There’s been what might seem like a super miniature leak this afternoon, thanks to Samsung. The leak shows a dongle. This is the sort of dongle that connects a USB-C port to a headphone jack. This can mean only one thing for the Galaxy Note 10 – at least one of the two expected models coming from Samsung soon. It means that the Galaxy Note 10 will be the second major mobile device to ditch a feature we’ve been taking for granted for far, far too long.

Why should I care if I’m not a Samsung fan? What’s any of this matter if I only buy an iPhone every other year? It matters because it’s a sign of the times. When Apple made their first announcement about the first iPhone that’d have no standard headphone jack, they made a pretty BIG DEAL about said removal. They said they had COURAGE for making that change.

Some analysts predicted that the rest of the industry would follow suit rather quickly after Apple made that move. The change has come. It’s not universal – not just yet – but it’s here. And it’s more important than the headphone jack itself. It’s a sea change.

The change is a move away from a buyer’s market and toward a seller’s market. Not long ago, smartphone and tablet hardware brands clamored to be the first with each new neat or otherwise helpful feature on a new device. The times, they are a-changing.
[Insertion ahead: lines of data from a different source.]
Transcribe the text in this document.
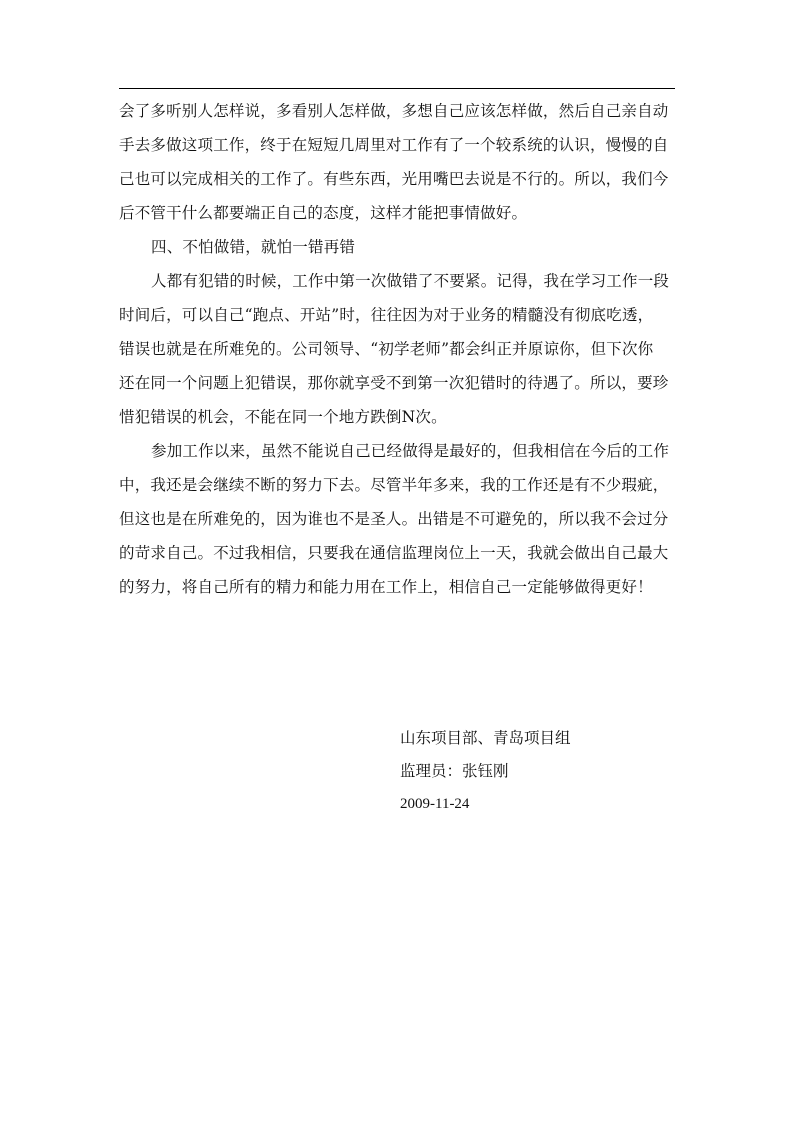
会了多听别人怎样说，多看别人怎样做，多想自己应该怎样做，然后自己亲自动
手去多做这项工作，终于在短短几周里对工作有了一个较系统的认识，慢慢的自
己也可以完成相关的工作了。有些东西，光用嘴巴去说是不行的。所以，我们今
后不管干什么都要端正自己的态度，这样才能把事情做好。
四、不怕做错，就怕一错再错
人都有犯错的时候，工作中第一次做错了不要紧。记得，我在学习工作一段
时间后，可以自己“跑点、开站”时，往往因为对于业务的精髓没有彻底吃透，
错误也就是在所难免的。公司领导、“初学老师”都会纠正并原谅你，但下次你
还在同一个问题上犯错误，那你就享受不到第一次犯错时的待遇了。所以，要珍
惜犯错误的机会，不能在同一个地方跌倒N次。
参加工作以来，虽然不能说自己已经做得是最好的，但我相信在今后的工作
中，我还是会继续不断的努力下去。尽管半年多来，我的工作还是有不少瑕疵，
但这也是在所难免的，因为谁也不是圣人。出错是不可避免的，所以我不会过分
的苛求自己。不过我相信，只要我在通信监理岗位上一天，我就会做出自己最大
的努力，将自己所有的精力和能力用在工作上，相信自己一定能够做得更好！
山东项目部、青岛项目组
监理员：张钰刚
2009-11-24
Apple, and now Samsung too, pushed a public image in which they provided devices that were good, great, invaluable! They created great devices, reliable devices, devices that were of such high quality that it’d be crazy to spend money on any competitor!
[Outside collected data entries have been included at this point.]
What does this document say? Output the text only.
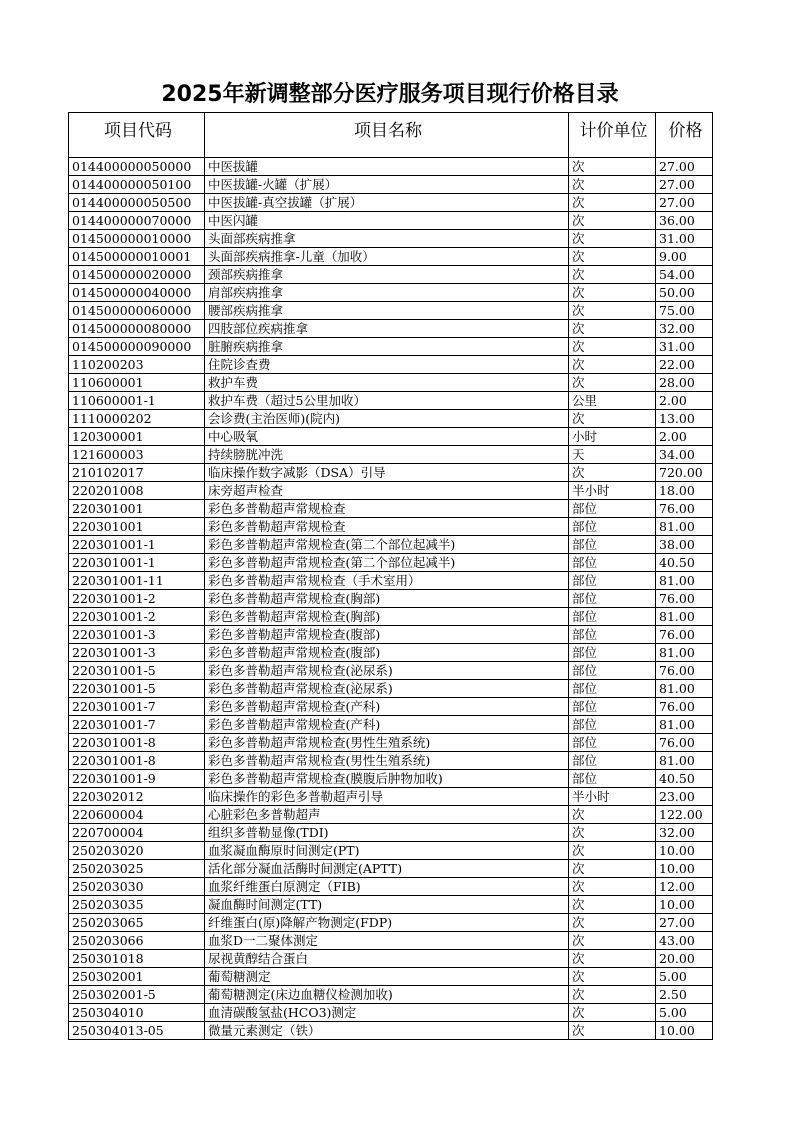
2025年新调整部分医疗服务项目现行价格目录
项目代码	项目名称	计价单位	价格
014400000050000	中医拔罐	次	27.00
014400000050100	中医拔罐-火罐（扩展）	次	27.00
014400000050500	中医拔罐-真空拔罐（扩展）	次	27.00
014400000070000	中医闪罐	次	36.00
014500000010000	头面部疾病推拿	次	31.00
014500000010001	头面部疾病推拿-儿童（加收）	次	9.00
014500000020000	颈部疾病推拿	次	54.00
014500000040000	肩部疾病推拿	次	50.00
014500000060000	腰部疾病推拿	次	75.00
014500000080000	四肢部位疾病推拿	次	32.00
014500000090000	脏腑疾病推拿	次	31.00
110200203	住院诊查费	次	22.00
110600001	救护车费	次	28.00
110600001-1	救护车费（超过5公里加收）	公里	2.00
1110000202	会诊费(主治医师)(院内)	次	13.00
120300001	中心吸氧	小时	2.00
121600003	持续膀胱冲洗	天	34.00
210102017	临床操作数字减影（DSA）引导	次	720.00
220201008	床旁超声检查	半小时	18.00
220301001	彩色多普勒超声常规检查	部位	76.00
220301001	彩色多普勒超声常规检查	部位	81.00
220301001-1	彩色多普勒超声常规检查(第二个部位起减半)	部位	38.00
220301001-1	彩色多普勒超声常规检查(第二个部位起减半)	部位	40.50
220301001-11	彩色多普勒超声常规检查（手术室用）	部位	81.00
220301001-2	彩色多普勒超声常规检查(胸部)	部位	76.00
220301001-2	彩色多普勒超声常规检查(胸部)	部位	81.00
220301001-3	彩色多普勒超声常规检查(腹部)	部位	76.00
220301001-3	彩色多普勒超声常规检查(腹部)	部位	81.00
220301001-5	彩色多普勒超声常规检查(泌尿系)	部位	76.00
220301001-5	彩色多普勒超声常规检查(泌尿系)	部位	81.00
220301001-7	彩色多普勒超声常规检查(产科)	部位	76.00
220301001-7	彩色多普勒超声常规检查(产科)	部位	81.00
220301001-8	彩色多普勒超声常规检查(男性生殖系统)	部位	76.00
220301001-8	彩色多普勒超声常规检查(男性生殖系统)	部位	81.00
220301001-9	彩色多普勒超声常规检查(膜腹后肿物加收)	部位	40.50
220302012	临床操作的彩色多普勒超声引导	半小时	23.00
220600004	心脏彩色多普勒超声	次	122.00
220700004	组织多普勒显像(TDI)	次	32.00
250203020	血浆凝血酶原时间测定(PT)	次	10.00
250203025	活化部分凝血活酶时间测定(APTT)	次	10.00
250203030	血浆纤维蛋白原测定（FIB)	次	12.00
250203035	凝血酶时间测定(TT)	次	10.00
250203065	纤维蛋白(原)降解产物测定(FDP)	次	27.00
250203066	血浆D一二聚体测定	次	43.00
250301018	尿视黄醇结合蛋白	次	20.00
250302001	葡萄糖测定	次	5.00
250302001-5	葡萄糖测定(床边血糖仪检测加收)	次	2.50
250304010	血清碳酸氢盐(HCO3)测定	次	5.00
250304013-05	微量元素测定（铁）	次	10.00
Just under a decade ago, when the smartphone wars were raging, there were not just several smartphone brands competing for your attention, there were several operating systems in the mix. You could buy a Windows Phone, or a BlackBerry! Now that time has passed.

Now if you look at the phones available from any major carrier here in the United States, you’ll see primarily Apple and Samsung devices. That’s what most people want, so that’s what they show at the top of their sales page for new smartphone hardware.

Other models are there, but look at the shipment numbers and you’ll see – they’re sorta just hanging on, for now. Now, Samsung and Apple are in a position where they’re able to dictate the features you’ll get in your next smartphone whether those features make a positive impact on the end user or not.

As the person next to you what they plan on doing when their next phone has no headphone jack. Chances are they’ll do the work, deciding whether they’ll opt for a new pair of Bluetooth-enabled headphones or if they’ll purchase a new dongle.

Because it’s simpler for the average person to buy something extra, the remaining few major smartphone and tablet brands in the world are allowed to remove features from their products with impunity. Because consumers’ path of least resistance is to continue to buy from the brands they see every day, regardless of what that means for their wallet.

And it all comes down to this dongle. The resistance has fallen. It’s about a dongle, and it’s about a system that may well be too giant for any consumer to have any chance to affect.